Technical Genius: Behind the scenes with O. Winston Link’s famous photographs

Take an in-depth and behind-the-scenes look into technical aspects of several photographs of O. Winston Link, the famed 1950s railroad photographer who iconically captured some of the last steam trains in America, set against the picturesque backdrop of rural Appalachia. Ashley Webb, curator of collections and exhibitions for the O. Winston Link Museum, will present and examine the notebooks, letters, and installation images of some of the photographer’s more iconic and technically complex works.

Tuesday, July 9, at 7:00 p.m. Central Time

(5:00 p.m. Pacific Time, 6:00 p.m. Mountain, and 8:00 p.m. Eastern)

This free presentation is available to view on our YouTube page.

Ashley Webb received her B.A. in History and Anthropology from Longwood University, in Farmville, Virginia, and her M.A. in Museum Studies from Bournemouth University, in Dorset, England. She is currently the Curator of Collections and Exhibitions and acting Executive Director with the Historical Society of Western Virginia, which operates both the Roanoke History and the O. Winston Link Museums. In addition to her job with the Historical Society, Ashley works with several local museums as a contract museum collections specialist. Her specialty is fashion history and she owns Bustle Textiles, a historic dress preservation company.

Based in Roanoke, Virginia, the O. Winston Link Museum collection comprises the striking photographic and auditory works developed by photographer-artist O. Winston Link between 1955 and 1960. A successful commercial photographer from New York, Link brought his studio outdoors to create carefully arranged images designed to convey the end of Norfolk & Western’s steam locomotives and the communities and countryside they passed through. The museum – which is celebrating its 20th anniversary this year — is the repository for all of Link’s Norfolk & Western negatives, and contains both rotating and permanent exhibitions; learn more at: roanokehistory.org

Register here

Above: O. Winston Link’s masterpiece “Hot Shot Eastbound at the Drive-In, Iaeger, West Virginia, 1956.” Below: A behind-the-scenes view of Link in action, from the July 9 presentation.

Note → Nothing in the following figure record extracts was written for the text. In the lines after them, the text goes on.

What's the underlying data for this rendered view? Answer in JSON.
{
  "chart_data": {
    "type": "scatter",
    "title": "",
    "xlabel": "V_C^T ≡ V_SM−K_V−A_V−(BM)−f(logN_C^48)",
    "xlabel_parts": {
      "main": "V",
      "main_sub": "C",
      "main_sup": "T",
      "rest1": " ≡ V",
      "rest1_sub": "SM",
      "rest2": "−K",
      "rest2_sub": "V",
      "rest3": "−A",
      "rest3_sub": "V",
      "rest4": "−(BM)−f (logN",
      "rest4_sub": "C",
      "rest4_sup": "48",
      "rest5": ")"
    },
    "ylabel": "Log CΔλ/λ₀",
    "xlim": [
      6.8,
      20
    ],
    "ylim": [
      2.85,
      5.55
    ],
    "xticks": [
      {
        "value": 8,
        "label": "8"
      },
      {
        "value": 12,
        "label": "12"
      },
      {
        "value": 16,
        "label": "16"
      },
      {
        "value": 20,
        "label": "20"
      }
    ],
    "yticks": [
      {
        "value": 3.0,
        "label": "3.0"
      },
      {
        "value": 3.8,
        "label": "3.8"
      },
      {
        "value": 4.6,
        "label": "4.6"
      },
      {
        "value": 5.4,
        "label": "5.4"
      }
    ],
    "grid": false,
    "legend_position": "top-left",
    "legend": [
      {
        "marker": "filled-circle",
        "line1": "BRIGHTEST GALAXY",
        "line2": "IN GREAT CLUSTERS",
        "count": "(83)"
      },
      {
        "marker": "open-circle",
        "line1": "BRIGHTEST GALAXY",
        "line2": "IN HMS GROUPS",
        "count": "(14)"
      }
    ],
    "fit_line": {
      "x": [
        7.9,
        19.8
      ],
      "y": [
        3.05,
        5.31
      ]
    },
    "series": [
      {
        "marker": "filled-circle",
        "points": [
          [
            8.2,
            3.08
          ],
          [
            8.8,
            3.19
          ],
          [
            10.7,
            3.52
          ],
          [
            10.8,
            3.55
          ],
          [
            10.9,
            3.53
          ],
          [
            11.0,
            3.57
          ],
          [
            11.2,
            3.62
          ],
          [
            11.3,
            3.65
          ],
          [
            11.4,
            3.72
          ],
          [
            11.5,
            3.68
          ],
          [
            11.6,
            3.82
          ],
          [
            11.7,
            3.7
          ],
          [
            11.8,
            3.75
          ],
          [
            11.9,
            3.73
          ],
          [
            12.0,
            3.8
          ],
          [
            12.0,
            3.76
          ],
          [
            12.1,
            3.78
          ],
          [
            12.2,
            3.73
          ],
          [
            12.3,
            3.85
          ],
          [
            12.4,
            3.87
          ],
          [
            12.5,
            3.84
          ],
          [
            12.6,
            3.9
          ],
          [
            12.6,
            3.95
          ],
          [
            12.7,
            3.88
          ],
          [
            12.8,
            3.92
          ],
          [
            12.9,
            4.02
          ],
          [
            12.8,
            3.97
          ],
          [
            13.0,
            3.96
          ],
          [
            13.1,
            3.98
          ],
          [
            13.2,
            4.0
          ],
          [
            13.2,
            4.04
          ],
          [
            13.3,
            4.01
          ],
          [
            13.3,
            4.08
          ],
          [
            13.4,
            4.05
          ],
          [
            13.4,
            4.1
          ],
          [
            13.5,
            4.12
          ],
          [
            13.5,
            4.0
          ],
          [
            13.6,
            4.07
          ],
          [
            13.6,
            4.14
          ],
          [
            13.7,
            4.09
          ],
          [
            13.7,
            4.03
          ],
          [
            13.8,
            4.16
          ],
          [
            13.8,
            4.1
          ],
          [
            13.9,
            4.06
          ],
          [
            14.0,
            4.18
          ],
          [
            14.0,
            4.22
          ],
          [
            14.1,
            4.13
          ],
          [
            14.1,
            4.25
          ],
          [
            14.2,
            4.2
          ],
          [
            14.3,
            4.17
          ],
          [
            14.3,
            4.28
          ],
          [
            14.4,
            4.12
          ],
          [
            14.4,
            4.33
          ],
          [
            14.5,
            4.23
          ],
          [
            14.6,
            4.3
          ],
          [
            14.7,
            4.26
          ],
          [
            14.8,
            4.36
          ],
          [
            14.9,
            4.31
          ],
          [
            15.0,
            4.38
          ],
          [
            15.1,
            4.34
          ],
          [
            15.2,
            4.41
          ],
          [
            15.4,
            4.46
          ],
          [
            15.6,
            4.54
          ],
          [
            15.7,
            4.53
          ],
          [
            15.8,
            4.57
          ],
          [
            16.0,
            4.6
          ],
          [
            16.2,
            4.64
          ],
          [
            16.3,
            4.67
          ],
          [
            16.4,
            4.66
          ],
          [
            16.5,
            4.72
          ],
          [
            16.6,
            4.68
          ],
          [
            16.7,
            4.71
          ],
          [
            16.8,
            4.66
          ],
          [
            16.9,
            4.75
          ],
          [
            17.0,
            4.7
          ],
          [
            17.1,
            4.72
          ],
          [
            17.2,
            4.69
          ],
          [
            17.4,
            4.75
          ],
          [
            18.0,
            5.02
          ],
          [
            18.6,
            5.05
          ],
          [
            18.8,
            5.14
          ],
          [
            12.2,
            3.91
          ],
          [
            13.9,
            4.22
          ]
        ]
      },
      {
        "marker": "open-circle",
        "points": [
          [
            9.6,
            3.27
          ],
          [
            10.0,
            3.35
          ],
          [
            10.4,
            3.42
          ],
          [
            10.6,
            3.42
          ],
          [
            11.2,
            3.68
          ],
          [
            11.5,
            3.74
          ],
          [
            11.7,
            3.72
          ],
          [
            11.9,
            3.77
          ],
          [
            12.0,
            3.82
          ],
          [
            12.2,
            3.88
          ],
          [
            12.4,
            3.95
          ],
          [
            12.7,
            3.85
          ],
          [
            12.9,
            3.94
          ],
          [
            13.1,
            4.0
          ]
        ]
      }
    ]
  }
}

Behind the Photographs of O. Winston Link – Thomas Garver

Monday, July 18, 2022
7:00 p.m. (U.S. Central Time), on Zoom
Registration closes on Sunday, July 17 at 4:30 p.m. (CST)

Now Available on YouTube

Thomas Garver, the former assistant/agent of Link and the founding curator of the O. Winston Link Museum, will present Behind the Photographs of O. Winston Link. Garver will discuss the life and work of Link as well as his remarkable photographs of the Norfolk & Western Railroad.

 

Thomas H. Garver is a retired art museum director, writer, and independent curator. In 1957-58, just out of college, he worked for O. Winston Link as a part-time assistant in Link’s New York City studio. Part of his assistantship included three trips, totaling about a month, to Virginia, West Virginia, and North Carolina to aid Link in the creation of his visionary five-year documentation of the Norfolk and Western Railway at the end of steam power on the line.

Tom Garver assisted Winston Link in the field, and subsequently contributed a chapter to Link’s first book, Steam, Steel & Stars, published in 1987. Tom was the sole author of the text for the second book of Link’s railroad photos, The Last Steam Railroad in America, published in 1995. In 1994, Garver became Link’s business agent, and following Link’s death in 2001, Garver served as organizing curator of the O. Winston Link Museum, located in the former N&W passenger station in Roanoke, Virginia. He lives in Madison, Wisconsin.

This event is free.

 

 

Train #2 arrives at the Waynesboro Station, Waynesboro, Virgnia, April 14, 1955. Courtesy of the O. Winston Link Museum.